Chicago police to release officer shooting videos within 2-3 mos as mayor caves to pressure
Chicago’s mayor has caved to public pressure, agreeing to release videos of officer-involved shootings up to 90 days after the incident. City authorities were heavily criticized for waiting more than a year to share video of the shooting of a black teen.
On Tuesday, Mayor Rahm Emanuel announced that the heavily criticized Chicago Police Department will begin releasing videos of police shootings, taken from dashboard and body cameras, within two to three months of each incident. The policy change came almost immediately after the Chicago Police Accountability Task Force made the recommendation to the mayor of the Illinois city.
The new policy requires the city to release within 60 days the audio and video recordings and police reports related to shootings, deaths in police custody or other major uses of force by officers. However, it allows law enforcement agencies to seek an additional 30-day delay.

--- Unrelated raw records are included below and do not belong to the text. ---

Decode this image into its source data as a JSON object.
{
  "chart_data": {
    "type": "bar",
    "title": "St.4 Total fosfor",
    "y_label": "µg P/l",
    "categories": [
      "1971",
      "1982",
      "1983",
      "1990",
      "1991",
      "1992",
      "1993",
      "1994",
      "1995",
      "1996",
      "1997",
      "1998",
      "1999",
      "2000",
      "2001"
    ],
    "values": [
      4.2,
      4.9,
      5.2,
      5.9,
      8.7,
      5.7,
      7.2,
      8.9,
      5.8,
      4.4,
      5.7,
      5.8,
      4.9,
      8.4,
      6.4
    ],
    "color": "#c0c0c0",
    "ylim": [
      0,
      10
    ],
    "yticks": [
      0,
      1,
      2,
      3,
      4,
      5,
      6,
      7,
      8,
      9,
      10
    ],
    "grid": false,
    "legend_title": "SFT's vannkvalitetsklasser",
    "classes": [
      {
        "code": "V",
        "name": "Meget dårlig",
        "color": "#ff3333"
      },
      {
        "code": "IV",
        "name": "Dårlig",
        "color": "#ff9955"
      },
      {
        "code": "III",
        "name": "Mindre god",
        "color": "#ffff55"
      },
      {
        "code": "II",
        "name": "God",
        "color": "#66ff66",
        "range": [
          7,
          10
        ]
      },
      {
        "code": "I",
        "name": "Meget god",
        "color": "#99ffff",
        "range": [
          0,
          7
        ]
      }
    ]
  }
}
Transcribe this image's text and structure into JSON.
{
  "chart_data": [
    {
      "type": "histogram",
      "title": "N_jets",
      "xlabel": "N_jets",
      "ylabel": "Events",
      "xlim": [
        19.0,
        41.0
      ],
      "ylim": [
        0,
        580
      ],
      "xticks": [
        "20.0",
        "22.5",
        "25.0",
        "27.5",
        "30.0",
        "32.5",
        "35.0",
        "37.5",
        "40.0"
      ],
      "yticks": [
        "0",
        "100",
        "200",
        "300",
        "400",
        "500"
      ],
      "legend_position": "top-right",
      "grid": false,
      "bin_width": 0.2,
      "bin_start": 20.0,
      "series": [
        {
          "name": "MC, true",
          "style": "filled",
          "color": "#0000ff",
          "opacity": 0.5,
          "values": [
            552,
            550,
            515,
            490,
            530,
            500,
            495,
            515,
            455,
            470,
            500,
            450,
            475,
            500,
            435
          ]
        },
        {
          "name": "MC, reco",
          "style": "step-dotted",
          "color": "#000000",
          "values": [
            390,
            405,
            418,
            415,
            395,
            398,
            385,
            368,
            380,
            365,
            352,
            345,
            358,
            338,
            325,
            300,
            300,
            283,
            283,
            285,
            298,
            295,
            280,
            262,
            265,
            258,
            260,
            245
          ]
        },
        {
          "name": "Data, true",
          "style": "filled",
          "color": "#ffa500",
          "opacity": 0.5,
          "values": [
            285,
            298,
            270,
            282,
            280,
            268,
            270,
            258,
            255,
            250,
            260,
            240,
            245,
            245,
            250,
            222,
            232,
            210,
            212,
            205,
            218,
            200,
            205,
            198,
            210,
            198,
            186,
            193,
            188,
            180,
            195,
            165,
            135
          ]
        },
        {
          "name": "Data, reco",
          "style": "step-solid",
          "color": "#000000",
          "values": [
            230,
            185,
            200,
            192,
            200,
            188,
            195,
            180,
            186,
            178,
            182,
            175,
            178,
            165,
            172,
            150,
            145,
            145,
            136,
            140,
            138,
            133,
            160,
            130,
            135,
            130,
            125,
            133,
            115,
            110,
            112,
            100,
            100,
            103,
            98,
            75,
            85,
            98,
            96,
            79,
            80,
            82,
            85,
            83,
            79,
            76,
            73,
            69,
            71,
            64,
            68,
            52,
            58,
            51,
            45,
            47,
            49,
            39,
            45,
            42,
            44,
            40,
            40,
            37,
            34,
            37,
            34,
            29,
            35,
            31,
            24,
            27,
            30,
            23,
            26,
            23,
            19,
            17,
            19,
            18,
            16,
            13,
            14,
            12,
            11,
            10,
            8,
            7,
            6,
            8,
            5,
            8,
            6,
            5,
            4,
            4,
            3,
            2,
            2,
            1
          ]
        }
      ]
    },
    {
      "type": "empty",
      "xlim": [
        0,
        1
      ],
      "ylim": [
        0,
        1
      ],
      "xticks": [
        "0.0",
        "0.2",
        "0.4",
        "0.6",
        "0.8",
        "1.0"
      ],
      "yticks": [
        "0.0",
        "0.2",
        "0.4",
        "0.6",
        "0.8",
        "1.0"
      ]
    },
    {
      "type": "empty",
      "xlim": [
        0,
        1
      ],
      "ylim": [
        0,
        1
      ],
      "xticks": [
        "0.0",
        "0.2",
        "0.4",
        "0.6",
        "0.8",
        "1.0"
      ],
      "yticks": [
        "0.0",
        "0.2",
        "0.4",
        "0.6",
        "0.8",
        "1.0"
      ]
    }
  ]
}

Statement on the City’s Policy Regarding the Release of Evidence Related to Police-Involved Incidents: https://t.co/0w6aDqEEWg
— ChicagosMayor (@ChicagosMayor) February 16, 2016
“I embrace their recommendations and will work to ensure they become the rule going forward,” Emanuel said in a statement. “Restoring trust between our police and the communities they’re sworn to serve is an essential part of our City’s public safety efforts, and this is an important step as we continue that work.”
“Simply put, the longstanding policy the City followed for decades is out of date and this new policy strikes a better balance of ensuring transparency for the public while also ensuring any criminal or disciplinary investigations are not compromised,” the mayor continued.
Civil rights attorneys are not placated by the new policy however. They believe that two to three months is too long to withhold the information.
"[Video] protects the truth. If the police haven't done anything wrong, it corroborates that," Jon Loevy, a lawyer whose firm helped push the release of the Laquan McDonald shooting video, told the Chicago Tribune.
Emanuel and the Chicago PD have faced protests and growing criticism of how the city has handled officer-involved shootings in the past. Things came to a head after the shooting death of the 17-year-old McDonald in October 2014. The knife-wielding teen was shot 16 times just seconds after the responding officer, Jason Van Dyke, arrived on the scene. In November 2015, Van Dyke was arrested and charged with murder in the case, hours before police video of the shooting was released to the public. The footage did not match police descriptions of the incident.
Protests quickly followed, calling for an overhaul of the Chicago PD and for Emanuel to resign. The city’s top cop, Superintendent Garry McCarthy, was ousted in December, and the mayor has unveiled a series of changes designed to fundamentally overhaul police practices and culture in the wake of the McDonald shooting, as well as several other high-profile police brutality cases.
The Department of Justice began investigating the troubled department for a potential pattern of civil rights violations in December. That announcement came days after an Illinois Circuit Court judge ruled that Chicago police must first contact the media before disposing of hundreds of thousands of files related to complaints against officers.
The police reform task force, which Emanuel created in December, will make more recommendations in late March, but its members thought it was important to quickly address the release of video, Lori Lightfoot, who chairs the task force and the Chicago Police Board, told the Chicago Tribune.
“While this new policy is an important step forward, our work is far from finished as we continue to address issues that have plagued the City for decades,” Emanuel said. “We will continue taking additional steps to make our communities safer while also ensuring that we are as transparent as possible, and that those police officers who do violate the public’s trust are held accountable.”